My favorite programme is Just a Minute, a panel show on BBC Radio 4 whose run has lasted now for forty-three years.  In this contest, four participants try speaking on a given subject for sixty seconds without hesitation, repetition, or deviation.  The first and third infractions would eliminate almost any American from the challenge: those in this country who can talk without pause almost never stick to a topic named for them.  But the second offense is what fascinates me, as players attempt astonishing feats of verbal gymnastics in order to avoid saying a word twice.  Someone having mentioned pants may try "trousers" on the second pass and "breeches" on the third, but what is he to use on the fourth?  "Coverings for the lower extremities"?  Often the solution involves something like "the aforementioned article of clothing."  Of course the other two rules don't always allow for careful thought and eloquent phraseology; Paul Merton once followed up "gravy" with "meat liquid."
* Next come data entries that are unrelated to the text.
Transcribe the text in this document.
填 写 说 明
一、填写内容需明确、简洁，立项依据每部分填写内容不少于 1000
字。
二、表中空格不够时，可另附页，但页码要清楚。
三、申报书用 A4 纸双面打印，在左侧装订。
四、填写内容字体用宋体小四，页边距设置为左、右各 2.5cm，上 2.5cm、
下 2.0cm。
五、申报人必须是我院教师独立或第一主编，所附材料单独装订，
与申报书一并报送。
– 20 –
The English language offers and has a preference for fresh and varied vocabulary.  It's not that every author has to be a master of slightly rare words, like Dickens, or the inventor of entire new lexicons, like Shakespeare.  It is enough to be able to get through a paragraph without reiterating what has once been written.  I'm enjoying Thackeray's Henry Esmond for, among other virtues, its creator's command of this very skill.  Consider this sentence:
These happy days were to end soon, however; and it was by Lady Castlewood's own decree that they were brought to a conclusion.
The switch from active voice to passive makes way for the substitution of "end" with "conclusion," and the result delights with the classically conceived beauty of unity in variety.  Soon afterward we read:
Tom Tusher's talk was of nothing but Cambridge now; and the boys, who were good friends, examined each other eagerly about their progress in books.  Tom had learned some Greek and Hebrew, besides Latin, in which he was pretty well skilled, and also had given himself to mathematical studies under his father's guidance, who was a proficient in those sciences, of which Esmond knew nothing.
How many ways of expressing the ideas of knowledge and learning do we find?  "Cambridge," "progress," "books," "skilled," "studies," "guidance," "proficient," "sciences," and "knew" skip through the passage like a well-practiced team shuffling a ball effortlessly back and forth without a misstep.  In the presence of a master, my humble hazard at the challenge sounds lumpy and awkward.

Some historical episodes of Just a Minute are available on CD, and selected recent offerings can be heard on BBC Radio 4's website.